By the way, this debate is not new. You had opened my chakras about the Visual Display of Quantitative Information by Edward Tufte. There is an interesting post from Tufte about this very topic.
Tufte leaves it as an open discussion saying it would be good to have both the chart and the table especially for complex stock market data.
Michel Baudin
May 2, 2017 @ 4:30 pm
If this is a heat map, where is the matrix? The following example is of a heat map on Wikipedia. It’s about DNA, but I have no idea what it means.

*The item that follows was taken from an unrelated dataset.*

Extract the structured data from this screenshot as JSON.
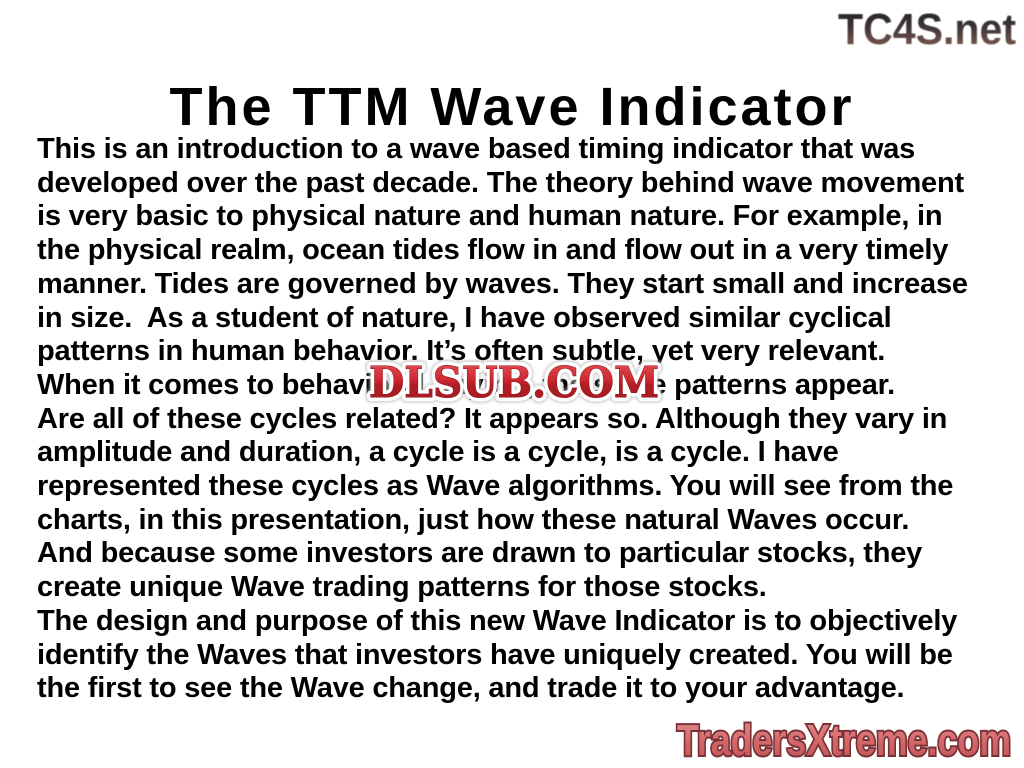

Rather than about a matrix, I have seen the term used more frequently for spatial information. On a map of the city, for example, you can represent variables like per capita income, real estate prices, or crime rate by gradations of color, usually from cold blue to hot red. The following, for example, is a heat map from WalkScore, of bike scores in San Francisco, where green mean best for bikes:
I don’t have a set style. I’ll use graphics or tables, whichever one I feel is most effective to what I want to say across to the people I want to say it to.